Originally Posted by Walden
I want to be still, be calm, and to not go anywhere far from ‘home’ for quite a long time.

Guess that’s why I chose my login name –after Henry who said “I went to the woods because I wished to live deliberately, to front only the essential facts of life, and see if I could not learn what it had to teach, and not, when I came to die, discover that I had not lived. I did not wish to live what was not life, living is so dear; nor did I wish to practise resignation, unless it was quite necessary”.

Life here in NZ this time has brought many lessons, maybe this was our version of going to “the woods”, to let life slow down so we could breath, and to see that the life we had been living in the UK was not really a life.

Living is dear, and I don’t want to just be resigned to live here with this feeling, so now its time to go.

I hope the feeling of uncertainty and fear will go away though.
Poignant first post Walden .

When a person looks for stillness and peace, it seems to me that it is usually at a time during or after great struggle & turmoil.
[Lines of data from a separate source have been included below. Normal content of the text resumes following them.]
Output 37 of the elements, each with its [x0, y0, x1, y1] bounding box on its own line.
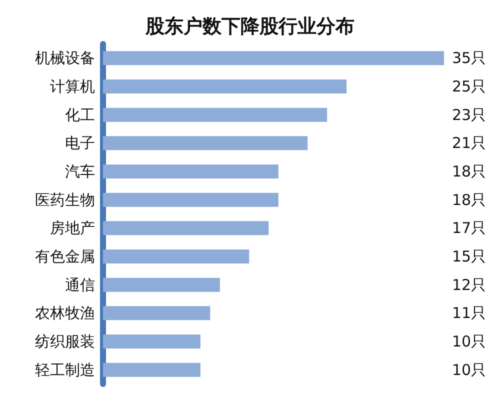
chart-title: 股东户数下降股行业分布	[144, 16, 354, 38]
y-tick-label: 化工	[65, 106, 95, 124]
y-tick-label: 有色金属	[35, 248, 95, 266]
data-label: 21只	[452, 134, 486, 152]
y-tick-label: 房地产	[50, 219, 95, 238]
data-label: 35只	[452, 49, 486, 68]
bar	[103, 250, 250, 264]
y-tick-label: 轻工制造	[35, 360, 95, 379]
bar	[103, 108, 328, 122]
data-label: 15只	[452, 248, 486, 266]
y-tick-label: 电子	[65, 134, 95, 152]
bar	[103, 192, 278, 207]
data-label: 10只	[452, 360, 486, 379]
data-label: 17只	[452, 219, 486, 238]
y-tick-label: 汽车	[65, 162, 95, 180]
data-label: 23只	[452, 106, 486, 124]
data-label: 10只	[452, 332, 486, 350]
data-label: 18只	[452, 162, 486, 180]
bar	[103, 80, 347, 94]
y-tick-label: 纺织服装	[35, 332, 95, 350]
data-label: 25只	[452, 78, 486, 96]
data-label: 18只	[452, 190, 486, 209]
y-tick-label: 计算机	[50, 78, 95, 96]
bar	[103, 221, 269, 236]
bar	[103, 306, 210, 320]
data-label: 12只	[452, 276, 486, 294]
bar	[103, 164, 278, 178]
bar	[103, 51, 444, 66]
data-label: 11只	[452, 304, 486, 322]
y-tick-label: 机械设备	[35, 49, 95, 68]
y-tick-label: 医药生物	[35, 190, 95, 209]
bar	[103, 334, 200, 348]
y-tick-label: 农林牧渔	[35, 304, 95, 322]
bar	[103, 362, 200, 377]
bar	[103, 278, 220, 292]
bar	[103, 136, 308, 150]
y-tick-label: 通信	[65, 276, 95, 294]
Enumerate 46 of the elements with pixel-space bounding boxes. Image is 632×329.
Doesn't matter whether it is inside of yourself or from events around you.
This can take a huge toll on the ability to think clearly as it takes all your energy and leaves you exhausted .

Who, besides your partner, knows about how you are feeling?
I'm with Jan and Waikatoman really . I feel that you should speak about your inner self ,as it is at present, with a doctor or a counsellor if you haven't done so already.

If you are to make this move, do so with your sights set to the horizon . Not from a place of virtual despair.


Please do feel totally free to write here. Someone is always about to lend an ear.